谁也没有想到会有如此惊天之变,擂台周围的六百多名官兵瞬间气化炭化,还有的身上着着火,在地上翻滚撕心裂肺的喊叫。稍微远一些的士兵压根就听不到这些喊叫声,他们已经被震的暂时失聪,还有数百官兵被石子、瓦砾射伤,官军乱作一团,后边的骑兵的马都勒不住,前蹄跃起不敢向前。

支湃“飞”回到鉴通旁边,鉴通一点都不惊讶了,他只是深施一礼:“施主辛苦了!”

支湃哼了一声:“我这是命苦。”

九灯门的三儿走过来想邀功请赏,可没人关注到他,莫小则问:“支湃,这又是什么个情况?”

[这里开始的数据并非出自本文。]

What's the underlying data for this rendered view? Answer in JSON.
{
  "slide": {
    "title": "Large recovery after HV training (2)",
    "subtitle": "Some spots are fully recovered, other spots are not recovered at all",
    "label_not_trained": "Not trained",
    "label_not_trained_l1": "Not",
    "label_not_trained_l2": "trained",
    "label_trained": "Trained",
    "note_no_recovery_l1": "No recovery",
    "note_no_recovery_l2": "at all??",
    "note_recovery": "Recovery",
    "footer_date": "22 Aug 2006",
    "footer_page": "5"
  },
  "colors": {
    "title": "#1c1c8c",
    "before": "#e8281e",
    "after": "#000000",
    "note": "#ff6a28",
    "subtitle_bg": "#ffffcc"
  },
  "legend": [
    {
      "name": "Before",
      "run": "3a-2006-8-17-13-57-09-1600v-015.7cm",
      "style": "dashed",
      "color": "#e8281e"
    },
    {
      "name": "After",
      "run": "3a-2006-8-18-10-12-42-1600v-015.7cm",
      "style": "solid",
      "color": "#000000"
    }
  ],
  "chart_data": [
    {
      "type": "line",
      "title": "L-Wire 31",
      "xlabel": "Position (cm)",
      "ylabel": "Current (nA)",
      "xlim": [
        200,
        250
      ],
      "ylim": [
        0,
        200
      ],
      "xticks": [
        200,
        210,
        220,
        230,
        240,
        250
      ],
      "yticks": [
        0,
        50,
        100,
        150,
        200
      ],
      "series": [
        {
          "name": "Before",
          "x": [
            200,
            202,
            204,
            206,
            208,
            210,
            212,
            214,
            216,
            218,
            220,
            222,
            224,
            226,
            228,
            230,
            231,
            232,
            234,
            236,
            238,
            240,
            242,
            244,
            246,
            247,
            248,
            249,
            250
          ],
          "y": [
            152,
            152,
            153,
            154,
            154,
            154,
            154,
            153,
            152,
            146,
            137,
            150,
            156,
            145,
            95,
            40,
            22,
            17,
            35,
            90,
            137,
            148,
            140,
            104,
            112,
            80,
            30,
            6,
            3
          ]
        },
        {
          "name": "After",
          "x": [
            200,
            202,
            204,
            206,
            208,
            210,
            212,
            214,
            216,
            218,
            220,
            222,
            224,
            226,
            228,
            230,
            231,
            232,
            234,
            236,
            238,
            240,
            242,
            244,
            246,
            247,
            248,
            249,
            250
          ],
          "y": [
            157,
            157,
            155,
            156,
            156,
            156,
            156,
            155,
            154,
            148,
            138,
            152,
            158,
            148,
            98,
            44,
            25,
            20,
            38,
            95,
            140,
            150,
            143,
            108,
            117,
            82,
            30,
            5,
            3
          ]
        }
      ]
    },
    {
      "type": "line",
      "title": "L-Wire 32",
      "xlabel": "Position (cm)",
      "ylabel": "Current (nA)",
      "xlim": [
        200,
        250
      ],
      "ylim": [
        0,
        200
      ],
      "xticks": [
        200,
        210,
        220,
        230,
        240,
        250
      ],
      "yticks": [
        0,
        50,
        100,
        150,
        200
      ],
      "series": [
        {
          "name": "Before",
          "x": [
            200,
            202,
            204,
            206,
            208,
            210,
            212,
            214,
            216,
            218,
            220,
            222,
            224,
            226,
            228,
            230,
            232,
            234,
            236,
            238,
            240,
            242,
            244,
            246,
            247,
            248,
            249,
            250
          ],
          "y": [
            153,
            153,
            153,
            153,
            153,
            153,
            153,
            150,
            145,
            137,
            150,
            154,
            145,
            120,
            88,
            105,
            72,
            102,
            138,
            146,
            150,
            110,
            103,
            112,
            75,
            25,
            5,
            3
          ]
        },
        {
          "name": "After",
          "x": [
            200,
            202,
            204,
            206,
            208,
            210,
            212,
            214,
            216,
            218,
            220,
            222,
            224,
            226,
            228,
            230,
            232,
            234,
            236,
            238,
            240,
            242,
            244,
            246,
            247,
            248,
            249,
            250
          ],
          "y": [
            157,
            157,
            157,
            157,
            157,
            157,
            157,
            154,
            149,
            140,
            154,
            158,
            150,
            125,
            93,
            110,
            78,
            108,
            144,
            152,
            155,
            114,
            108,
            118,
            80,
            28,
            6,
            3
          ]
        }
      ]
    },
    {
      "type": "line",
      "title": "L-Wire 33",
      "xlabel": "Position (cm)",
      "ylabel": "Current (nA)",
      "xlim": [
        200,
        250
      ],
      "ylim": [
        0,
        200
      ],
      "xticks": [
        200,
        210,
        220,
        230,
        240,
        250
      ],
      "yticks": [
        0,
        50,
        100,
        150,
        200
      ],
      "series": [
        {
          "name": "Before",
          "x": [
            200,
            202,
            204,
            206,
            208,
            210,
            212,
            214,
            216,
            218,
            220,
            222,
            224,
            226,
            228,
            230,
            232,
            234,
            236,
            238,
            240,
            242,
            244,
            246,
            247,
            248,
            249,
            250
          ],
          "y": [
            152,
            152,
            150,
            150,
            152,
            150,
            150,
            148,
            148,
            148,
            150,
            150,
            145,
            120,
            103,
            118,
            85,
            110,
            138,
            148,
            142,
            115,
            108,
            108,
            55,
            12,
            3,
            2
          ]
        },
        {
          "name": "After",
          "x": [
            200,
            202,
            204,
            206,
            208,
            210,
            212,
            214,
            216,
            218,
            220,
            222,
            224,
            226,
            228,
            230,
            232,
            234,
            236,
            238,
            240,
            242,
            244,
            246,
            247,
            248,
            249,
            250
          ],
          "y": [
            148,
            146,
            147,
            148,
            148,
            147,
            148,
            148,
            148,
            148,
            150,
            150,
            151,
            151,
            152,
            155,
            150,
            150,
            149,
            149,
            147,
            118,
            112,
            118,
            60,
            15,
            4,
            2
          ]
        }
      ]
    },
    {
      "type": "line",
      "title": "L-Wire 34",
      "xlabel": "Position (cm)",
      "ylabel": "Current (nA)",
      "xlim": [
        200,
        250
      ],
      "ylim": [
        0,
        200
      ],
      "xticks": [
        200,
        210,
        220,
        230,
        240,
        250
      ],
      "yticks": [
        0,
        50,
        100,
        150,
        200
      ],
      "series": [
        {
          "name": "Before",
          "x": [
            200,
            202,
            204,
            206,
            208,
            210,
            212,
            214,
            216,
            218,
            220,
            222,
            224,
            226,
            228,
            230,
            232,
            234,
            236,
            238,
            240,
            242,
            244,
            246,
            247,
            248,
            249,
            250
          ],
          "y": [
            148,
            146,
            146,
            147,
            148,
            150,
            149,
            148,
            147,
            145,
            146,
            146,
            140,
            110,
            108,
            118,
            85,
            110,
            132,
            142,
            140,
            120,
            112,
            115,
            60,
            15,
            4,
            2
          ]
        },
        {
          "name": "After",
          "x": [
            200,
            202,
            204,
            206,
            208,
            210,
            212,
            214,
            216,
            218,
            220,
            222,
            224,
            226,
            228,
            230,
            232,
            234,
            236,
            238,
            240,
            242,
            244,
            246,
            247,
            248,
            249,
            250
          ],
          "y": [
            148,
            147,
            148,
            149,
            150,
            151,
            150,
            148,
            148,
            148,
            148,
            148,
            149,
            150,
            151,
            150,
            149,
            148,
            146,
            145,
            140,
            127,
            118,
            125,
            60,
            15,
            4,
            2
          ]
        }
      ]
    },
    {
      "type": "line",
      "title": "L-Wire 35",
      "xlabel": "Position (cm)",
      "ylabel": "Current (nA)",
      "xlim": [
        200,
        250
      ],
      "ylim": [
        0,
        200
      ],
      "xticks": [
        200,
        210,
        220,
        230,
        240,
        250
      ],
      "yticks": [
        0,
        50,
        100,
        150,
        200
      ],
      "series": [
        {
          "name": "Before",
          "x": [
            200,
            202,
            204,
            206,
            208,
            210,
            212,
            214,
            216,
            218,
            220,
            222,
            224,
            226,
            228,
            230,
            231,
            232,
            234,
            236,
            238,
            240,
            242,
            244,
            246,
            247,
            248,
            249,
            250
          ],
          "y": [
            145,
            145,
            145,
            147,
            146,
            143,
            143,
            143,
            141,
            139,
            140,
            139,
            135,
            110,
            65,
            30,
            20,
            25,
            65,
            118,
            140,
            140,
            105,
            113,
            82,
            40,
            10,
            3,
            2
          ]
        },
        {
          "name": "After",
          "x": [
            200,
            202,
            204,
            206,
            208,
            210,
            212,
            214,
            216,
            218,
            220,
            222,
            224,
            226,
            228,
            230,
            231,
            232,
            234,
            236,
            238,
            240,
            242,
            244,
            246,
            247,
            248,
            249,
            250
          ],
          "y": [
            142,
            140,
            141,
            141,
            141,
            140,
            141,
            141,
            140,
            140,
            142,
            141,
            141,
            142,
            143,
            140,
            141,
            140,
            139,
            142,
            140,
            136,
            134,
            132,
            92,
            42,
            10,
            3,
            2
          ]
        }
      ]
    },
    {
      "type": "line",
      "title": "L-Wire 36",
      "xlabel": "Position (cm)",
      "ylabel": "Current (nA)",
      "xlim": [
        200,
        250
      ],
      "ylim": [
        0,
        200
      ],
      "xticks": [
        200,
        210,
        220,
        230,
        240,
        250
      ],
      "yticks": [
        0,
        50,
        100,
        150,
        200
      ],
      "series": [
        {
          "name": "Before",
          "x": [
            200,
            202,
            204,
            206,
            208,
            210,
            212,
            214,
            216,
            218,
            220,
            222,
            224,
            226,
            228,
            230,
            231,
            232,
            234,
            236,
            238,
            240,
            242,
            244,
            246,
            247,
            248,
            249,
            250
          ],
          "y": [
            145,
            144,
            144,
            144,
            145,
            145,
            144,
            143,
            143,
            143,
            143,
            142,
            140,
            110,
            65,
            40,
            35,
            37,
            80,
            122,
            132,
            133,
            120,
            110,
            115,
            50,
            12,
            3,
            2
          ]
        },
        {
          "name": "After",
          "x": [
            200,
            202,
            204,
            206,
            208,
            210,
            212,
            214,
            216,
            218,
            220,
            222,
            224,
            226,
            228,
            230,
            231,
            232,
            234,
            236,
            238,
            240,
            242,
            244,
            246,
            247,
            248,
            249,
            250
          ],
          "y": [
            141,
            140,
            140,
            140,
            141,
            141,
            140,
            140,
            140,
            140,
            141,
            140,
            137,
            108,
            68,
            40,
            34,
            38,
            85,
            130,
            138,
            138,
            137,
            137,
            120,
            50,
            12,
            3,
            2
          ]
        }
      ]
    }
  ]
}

支湃属于那种不吹牛就浑身难受的品种,他轻描淡写的回答道:“这招叫三儿式化学反应,跟你说了你也不懂,你等着啊,我再去炸他们几次,半个时辰就给他们炸干净了。”

鉴通很确信的点头:“施主,多加小心。”

三儿长大了嘴巴,小声自言自语:“怪不得人家能当总指挥呢,真会吹牛逼呀!”

雪笛抓着支湃的后背,把他送到了官军前排的上空,支湃离地也就是一丈多:“列位将士,刚才的这个小礼物你们喜欢吗?只因你家主帅关湛将军乃是我的一个旧相识,所以,只给了你们一点颜色,一点小教训!如果还不撤兵,那我马上让你们全都葬身火海,我不管你是谁的丈夫,谁的儿子,谁的父亲,我掐个诀念个咒就能让你们化作灰烬。现在,摆在你们面前的……”

支湃正兴高采烈的吹牛,可他忽略了一件事,这只大仙鹤自从刚才就一直吊着自己在空中悬停,此时已经累得已经支撑不住了,一声鸣叫作为提醒,可支湃吹的正上瘾带劲呢,根本没理会,仙鹤爪子一松,支湃从空中就掉了下去。